Personal loans are unsecured loans. They are issued to an Individual either by a banking institution or non-banking financial company (NBFC) to meet the personal needs of an individual.
The personal loan provides helps to those individuals who are facing shortfall to meet their monthly expenses like
- Buying a car
- Loan for children higher educations, or
- Medical emergencies etc.
Unlike a home or a car loan, a personal loan doesn’t require any security against any asset. No need for the borrower to put up collateral like gold or property to avail it.
The lender, in case of a default, cannot auction anything you own in personal loan requirements.
The interest rates on personal loans are generally higher than those on home, car, or gold loans as the risk is greater while sanctioning them.
Types of Personal Loan
- A secured personal loan that requires security, to make a loan repayment secured.
- In other words, a secured loan requires an individual to provide collateral to ensure security to the lender.
- As security, the borrower can put
- Car documents
- House papers
- Jewelry etc. as collateral.
A lender takes security so that if shortly borrower is not in a position to make repayment of the loan then the lender can take possession of the asset given as collateral.

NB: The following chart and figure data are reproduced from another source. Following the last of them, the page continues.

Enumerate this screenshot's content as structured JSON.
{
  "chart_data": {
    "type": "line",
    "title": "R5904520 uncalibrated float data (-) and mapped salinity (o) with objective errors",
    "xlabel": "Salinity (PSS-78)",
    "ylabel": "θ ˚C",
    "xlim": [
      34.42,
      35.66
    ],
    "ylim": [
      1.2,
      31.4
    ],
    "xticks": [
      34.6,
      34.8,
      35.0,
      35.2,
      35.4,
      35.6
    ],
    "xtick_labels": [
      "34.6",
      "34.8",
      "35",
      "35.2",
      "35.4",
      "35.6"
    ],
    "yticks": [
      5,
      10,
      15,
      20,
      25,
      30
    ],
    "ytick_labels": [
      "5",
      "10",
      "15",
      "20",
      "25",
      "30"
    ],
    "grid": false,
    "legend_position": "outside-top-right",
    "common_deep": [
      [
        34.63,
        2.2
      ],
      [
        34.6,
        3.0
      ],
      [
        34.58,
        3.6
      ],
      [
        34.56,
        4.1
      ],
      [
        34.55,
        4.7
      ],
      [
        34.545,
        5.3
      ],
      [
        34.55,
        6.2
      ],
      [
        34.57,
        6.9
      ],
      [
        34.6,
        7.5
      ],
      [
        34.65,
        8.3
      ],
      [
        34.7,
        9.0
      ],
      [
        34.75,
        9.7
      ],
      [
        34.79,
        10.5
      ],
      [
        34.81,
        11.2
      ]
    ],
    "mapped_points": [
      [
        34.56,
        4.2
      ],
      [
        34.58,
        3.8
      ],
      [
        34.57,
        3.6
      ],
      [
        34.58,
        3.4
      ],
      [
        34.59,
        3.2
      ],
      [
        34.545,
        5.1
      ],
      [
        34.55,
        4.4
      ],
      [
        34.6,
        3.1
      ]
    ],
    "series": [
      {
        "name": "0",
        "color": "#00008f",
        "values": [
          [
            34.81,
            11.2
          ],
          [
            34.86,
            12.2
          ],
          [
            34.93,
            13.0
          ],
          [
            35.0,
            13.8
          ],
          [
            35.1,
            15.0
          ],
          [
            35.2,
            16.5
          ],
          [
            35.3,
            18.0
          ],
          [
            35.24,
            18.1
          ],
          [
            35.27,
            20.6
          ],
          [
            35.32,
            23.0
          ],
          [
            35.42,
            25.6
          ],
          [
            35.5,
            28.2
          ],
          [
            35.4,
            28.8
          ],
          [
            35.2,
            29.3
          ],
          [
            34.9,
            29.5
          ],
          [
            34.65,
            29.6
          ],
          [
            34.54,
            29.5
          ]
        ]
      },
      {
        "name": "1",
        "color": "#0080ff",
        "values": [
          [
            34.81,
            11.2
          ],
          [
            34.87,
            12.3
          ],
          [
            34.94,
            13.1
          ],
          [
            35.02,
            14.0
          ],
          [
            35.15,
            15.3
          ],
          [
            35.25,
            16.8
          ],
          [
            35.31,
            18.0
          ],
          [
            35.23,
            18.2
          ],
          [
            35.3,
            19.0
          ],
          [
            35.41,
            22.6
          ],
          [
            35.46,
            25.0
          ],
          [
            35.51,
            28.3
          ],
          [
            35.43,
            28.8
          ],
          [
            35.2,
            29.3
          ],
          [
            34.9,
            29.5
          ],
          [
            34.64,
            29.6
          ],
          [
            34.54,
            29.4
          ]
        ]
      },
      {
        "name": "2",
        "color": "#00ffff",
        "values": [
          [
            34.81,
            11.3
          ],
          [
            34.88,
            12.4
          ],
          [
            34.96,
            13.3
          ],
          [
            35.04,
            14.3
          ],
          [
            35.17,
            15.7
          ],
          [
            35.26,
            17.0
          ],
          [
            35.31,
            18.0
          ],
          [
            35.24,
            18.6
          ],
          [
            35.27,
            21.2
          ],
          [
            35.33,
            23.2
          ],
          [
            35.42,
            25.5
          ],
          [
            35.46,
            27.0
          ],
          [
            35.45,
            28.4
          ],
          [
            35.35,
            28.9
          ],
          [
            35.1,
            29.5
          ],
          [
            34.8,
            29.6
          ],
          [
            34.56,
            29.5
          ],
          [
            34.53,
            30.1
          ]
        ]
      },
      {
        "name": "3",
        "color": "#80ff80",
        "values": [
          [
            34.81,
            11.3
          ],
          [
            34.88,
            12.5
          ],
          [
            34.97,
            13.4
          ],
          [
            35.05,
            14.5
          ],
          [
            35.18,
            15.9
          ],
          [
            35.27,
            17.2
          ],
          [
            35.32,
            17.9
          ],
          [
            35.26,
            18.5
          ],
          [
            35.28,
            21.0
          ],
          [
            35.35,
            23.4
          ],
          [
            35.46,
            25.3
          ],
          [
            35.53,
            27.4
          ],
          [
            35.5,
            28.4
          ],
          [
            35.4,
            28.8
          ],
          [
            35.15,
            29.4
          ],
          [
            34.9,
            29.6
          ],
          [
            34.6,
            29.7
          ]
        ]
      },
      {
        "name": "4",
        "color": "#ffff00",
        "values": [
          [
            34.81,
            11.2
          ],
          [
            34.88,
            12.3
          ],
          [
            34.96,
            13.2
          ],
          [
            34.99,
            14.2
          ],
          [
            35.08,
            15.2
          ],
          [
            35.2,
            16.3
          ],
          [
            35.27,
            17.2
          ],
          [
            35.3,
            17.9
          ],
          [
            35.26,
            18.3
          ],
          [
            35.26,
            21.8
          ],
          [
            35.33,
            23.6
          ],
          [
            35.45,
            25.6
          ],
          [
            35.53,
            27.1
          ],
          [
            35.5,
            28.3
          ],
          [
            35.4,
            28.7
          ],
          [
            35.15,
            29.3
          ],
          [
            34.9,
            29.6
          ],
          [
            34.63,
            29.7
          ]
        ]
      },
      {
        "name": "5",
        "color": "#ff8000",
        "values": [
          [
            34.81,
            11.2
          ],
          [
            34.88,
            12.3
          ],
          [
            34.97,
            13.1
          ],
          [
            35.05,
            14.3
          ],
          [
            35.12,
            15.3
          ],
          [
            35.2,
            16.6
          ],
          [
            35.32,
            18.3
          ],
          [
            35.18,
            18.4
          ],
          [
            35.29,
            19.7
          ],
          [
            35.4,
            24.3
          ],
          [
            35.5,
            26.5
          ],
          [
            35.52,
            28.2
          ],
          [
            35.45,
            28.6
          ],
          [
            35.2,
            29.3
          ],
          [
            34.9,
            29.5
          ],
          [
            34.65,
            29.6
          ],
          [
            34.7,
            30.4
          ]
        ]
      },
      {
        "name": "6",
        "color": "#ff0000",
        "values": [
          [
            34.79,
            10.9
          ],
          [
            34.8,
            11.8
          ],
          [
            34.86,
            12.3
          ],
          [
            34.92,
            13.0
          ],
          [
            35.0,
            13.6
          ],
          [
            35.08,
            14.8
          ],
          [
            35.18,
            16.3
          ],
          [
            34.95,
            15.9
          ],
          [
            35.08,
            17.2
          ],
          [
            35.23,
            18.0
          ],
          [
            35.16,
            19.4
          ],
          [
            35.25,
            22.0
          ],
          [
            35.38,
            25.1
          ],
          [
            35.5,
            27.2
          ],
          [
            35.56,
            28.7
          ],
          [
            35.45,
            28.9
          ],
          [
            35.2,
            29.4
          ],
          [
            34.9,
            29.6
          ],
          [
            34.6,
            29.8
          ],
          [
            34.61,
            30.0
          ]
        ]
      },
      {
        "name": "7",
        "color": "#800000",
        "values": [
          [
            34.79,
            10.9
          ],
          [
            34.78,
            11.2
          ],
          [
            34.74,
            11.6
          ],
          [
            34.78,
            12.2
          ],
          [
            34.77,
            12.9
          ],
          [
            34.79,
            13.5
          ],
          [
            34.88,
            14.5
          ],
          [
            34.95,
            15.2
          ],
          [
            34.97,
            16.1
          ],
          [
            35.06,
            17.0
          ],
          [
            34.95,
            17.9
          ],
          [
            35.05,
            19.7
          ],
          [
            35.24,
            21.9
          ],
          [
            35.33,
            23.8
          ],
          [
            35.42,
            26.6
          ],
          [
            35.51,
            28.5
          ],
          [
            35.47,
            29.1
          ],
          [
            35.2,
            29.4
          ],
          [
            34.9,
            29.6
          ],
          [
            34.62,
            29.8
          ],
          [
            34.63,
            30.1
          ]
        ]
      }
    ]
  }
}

Therefore, secured personal loan banks enjoy the surety and an individual can enjoy the lower interest rates.
For example home mortgage, home equity loan, home equity lines of credit, and vehicle loans.
- An unsecured loan is a loan that does not require a borrower to provide any security to the moneylender at the time of taking a loan from the lender.
- In other words, the unsecured personal loan doesn’t require any collateral such as a car, house, or jewelry to raise loans.
- People who don’t have any security or collateral can raise unsecured personal loans.
- Therefore in unsecured loan If a borrower is in default, the lender has no legal recourse such as foreclosing a home loan or repossessing your vehicle for non-payment.
Fixed-rate personal loan
The interest rate charged for these loans remains the same throughout the loan term. Installment loans typically carry fixed rates while lines of credit usually have variable rates.
Variable interest loan
- A variable interest loan rate can change or vary at any time during the term.
- Personal lines of credit generally carry a variable interest rate, but interest rate doesn’t need to be variable in all personal loans it can either be fixed or variable.
- The variable loan also carries caps which limits the change in an interest rate at each adjustment period. Due to the fluctuation in the interest rate, the repayment of loans also goes up and down.
- Installments loan are loans that are made for a specific amount and are repaid in equal periodic installments over an established year.
- Installment loans can be secured or unsecured. Installment loans offer fixed interest rates and are a preferable choice for a one-time expense such as debt consolidation, paying off medical bills, or funding a home improvement project.
For example – mortgages, home equity loans, and unsecured personal loans.
- A student loan is a loan which generally raised by the students or by the guardians for the higher studies of the children.
- When a student is having a low budget but wants to do higher studies there is the easy availability of student loans.
- Fortunately, many lending institutions recognize the financial burden university students are facing therefore offering assistance in the form of a student loan to meet their personal requirements.
- This loan can help purchase a laptop, textbooks, and other such educational expenses. So you can avoid the stress of holding down a part-time job while studying.